Retail investors who genuinely seek out the investments will be able to buy them – the FSA’s concern is with respect to problematic financial promotion.
Under the heading “Who Should Read this Consultation Paper?” the CP says it will be of interest to consumers and consumer organisations. In terms of its subject matter, that is clearly accurate, but the document is not drafted to be accessible to those who are not used to navigating the complexities of the FSA’s rules.
remembering andrew August 21, 2012Posted by Bradley in : events , add a comment
20 years ago this week. What a welcome to South Florida!
financial opacity August 21, 2012Posted by Bradley in : consumers , add a comment
Which? says that free banking (in the UK) is a myth, noting that even bank customers in credit are charged for withdrawing money abroad, and argues for more transparency (inviting support for its campaign to ensure the UK’s new regulator is a watchdog rather than a lapdog). The Sargeant interim report on simpler financial products published at the beginning of the month suggested part of an answer, proposing that the first three simple financial products to be approved should include an Easy Access Savings Account and a 30 Day Notice Savings Account. Note no simple current account is proposed – this is about addressing the savings gap:
There has arguably never been a more important time to help people take charge of their finances and manage their money better. With the volatile nature of the global economy, the sharp drop in UK household incomes for 2010-20112 and uncertain employment patterns, having financial provision and protection for today’s needs and the unexpected, is even more of a necessity.
1.3 At the same time there is a change in the nature of the relationship between the individual and the traditional functions of the welfare state. As the Government continues its reforms to promote work and personal responsibility, it is inevitable that more responsibility will be required of the individual to provide a financial safety net for themselves and their family.
But Which? suggests that it’s not that simple for people to make decisions about choosing and managing current accounts, so why not a simple current account?
EuroFinuse, in comments to ESMA about technical advice about possible delegated acts under the prospectus directive, raises some more general questions about inadequacies of summary prospectuses for debt securities and about deficiencies in disclosure with respect to the Bankia IPO in 2011. It’s not clear what EuroFinuse expects ESMA to do with these broad comments made in the context of a focused technical consultation.

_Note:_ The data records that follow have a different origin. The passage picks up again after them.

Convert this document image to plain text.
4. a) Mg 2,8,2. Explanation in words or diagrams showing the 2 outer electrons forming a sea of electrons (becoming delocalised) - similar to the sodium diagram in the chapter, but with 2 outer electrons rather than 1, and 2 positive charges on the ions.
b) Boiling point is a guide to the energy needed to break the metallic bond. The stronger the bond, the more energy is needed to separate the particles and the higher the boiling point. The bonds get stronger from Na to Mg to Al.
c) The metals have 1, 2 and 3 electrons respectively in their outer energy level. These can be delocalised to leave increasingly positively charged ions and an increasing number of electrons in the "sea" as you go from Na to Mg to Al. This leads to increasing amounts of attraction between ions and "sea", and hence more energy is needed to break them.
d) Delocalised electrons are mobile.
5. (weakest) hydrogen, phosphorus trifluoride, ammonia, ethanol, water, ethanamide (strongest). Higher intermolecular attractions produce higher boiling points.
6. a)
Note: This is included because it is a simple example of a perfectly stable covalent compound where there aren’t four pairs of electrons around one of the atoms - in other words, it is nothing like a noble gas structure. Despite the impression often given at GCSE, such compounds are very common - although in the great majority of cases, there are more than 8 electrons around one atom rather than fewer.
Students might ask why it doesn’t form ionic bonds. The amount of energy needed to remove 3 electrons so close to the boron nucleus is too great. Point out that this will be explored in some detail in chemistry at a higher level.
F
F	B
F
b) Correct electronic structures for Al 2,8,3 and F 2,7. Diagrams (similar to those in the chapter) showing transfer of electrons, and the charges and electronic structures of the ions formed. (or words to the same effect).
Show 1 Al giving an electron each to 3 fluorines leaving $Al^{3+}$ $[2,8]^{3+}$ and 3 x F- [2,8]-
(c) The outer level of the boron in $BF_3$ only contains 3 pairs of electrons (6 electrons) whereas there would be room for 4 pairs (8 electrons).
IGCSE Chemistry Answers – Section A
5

libor – treasury committee preliminary report August 18, 2012Posted by Bradley in : financial regulation , add a comment
Is here. The report notes a “naivety” on the part of the Bank of England and a “dysfunctional relationship between the Bank of England and the FSA… to the detriment of the public interest” and adds to recent debates about whether the UK is behind the US in dealing with issues of financial regulation (an issue also raised by the Standard Chartered Affair):
The Committee is concerned that the FSA was two years behind the US regulatory authorities in initiating its formal LIBOR investigations and that this delay has contributed to the perceived weakness of London in regulating financial markets.
And the committee suggests it may have been misled:
It remains possible that the entire Tucker-Diamond dialogue may have been a smokescreen put up to distract our attention and that of outside commentators from the most serious issues underlying this scandal.
(Update: Here is the link to the volume reporting the oral evidence).
back to libor August 13, 2012Posted by Bradley in : financial regulation , add a comment
Last week I was here:
Now, back in Miami to the Wheatley Review of Libor Initial Discussion Paper, published on Friday, with responses requested by September 7.